Coates and Steen are following through on a promise they made to the Rowan County Board of Commissioners to file a local moratorium bill in the short session.
That promise came when Salisbury was trying to annex close to 1,700 residents in the N.C. 150 area ó an annexation proceeding which the council later dropped.
At a Thursday budget meeting, Kluttz said she is concerned that Salisbury officials weren’t consulted about the local bill, and council members generally expressed the sentiment that Salisbury was being singled out.
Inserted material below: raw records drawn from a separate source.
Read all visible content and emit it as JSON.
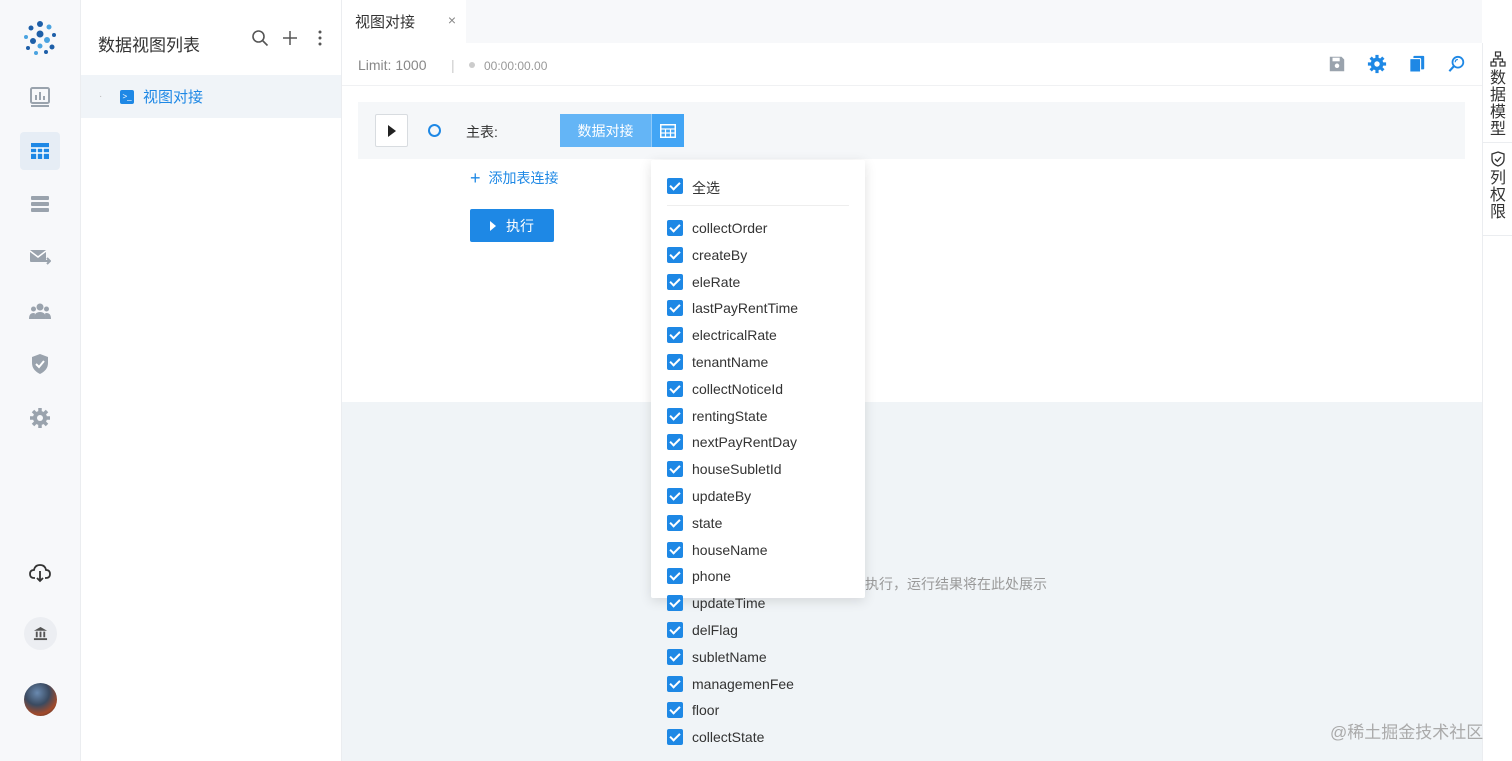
{
  "sidebar": {
    "items": [
      {
        "icon": "dashboard-icon"
      },
      {
        "icon": "table-view-icon",
        "active": true
      },
      {
        "icon": "list-icon"
      },
      {
        "icon": "mail-forward-icon"
      },
      {
        "icon": "users-icon"
      },
      {
        "icon": "shield-icon"
      },
      {
        "icon": "gear-icon"
      }
    ],
    "bottom": [
      {
        "icon": "cloud-download-icon"
      },
      {
        "icon": "bank-icon"
      },
      {
        "icon": "avatar"
      }
    ]
  },
  "list_panel": {
    "title": "数据视图列表",
    "items": [
      {
        "label": "视图对接",
        "selected": true
      }
    ]
  },
  "tabs": [
    {
      "label": "视图对接",
      "close": "×"
    }
  ],
  "toolbar": {
    "limit": "Limit: 1000",
    "separator": "|",
    "timer": "00:00:00.00"
  },
  "editor": {
    "main_table_label": "主表:",
    "main_table_name": "数据对接",
    "add_join": "添加表连接",
    "run_label": "执行"
  },
  "results": {
    "hint": "执行，运行结果将在此处展示"
  },
  "right_rail": {
    "data_model": "数据模型",
    "column_permission": "列权限"
  },
  "column_selector": {
    "select_all": "全选",
    "columns": [
      "collectOrder",
      "createBy",
      "eleRate",
      "lastPayRentTime",
      "electricalRate",
      "tenantName",
      "collectNoticeId",
      "rentingState",
      "nextPayRentDay",
      "houseSubletId",
      "updateBy",
      "state",
      "houseName",
      "phone",
      "updateTime",
      "delFlag",
      "subletName",
      "managemenFee",
      "floor",
      "collectState"
    ]
  },
  "watermark": "@稀土掘金技术社区",
  "colors": {
    "primary": "#1e88e5",
    "chip": "#64b5f6",
    "icon_gray": "#9aa3ad"
  }
}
Councilman Mark Lewis said legislators killed a proposed local bill to establish a Salisbury tourism development authority and allow the city to collect a 3 percent occupancy tax on hotel rooms because county commissioners objected.
Why don’t city officials receive the same consideration from legislators, who also represent people who live in municipalities, Lewis asked.
“That disappoints me tremendously,” Lewis said of the House legislators’ actions.
One section of the city resolution says, “The citizens of Salisbury expect equitable representation from state legislators,” and it asks “the Rowan County Legislative Delegation fulfill their duty of representing not only the interests of non-municipal citizens but also the interests of municipal citizens within the county and legislative district.”
“That one statement says a lot,” Mayor Pro Tem Paul Woodson said.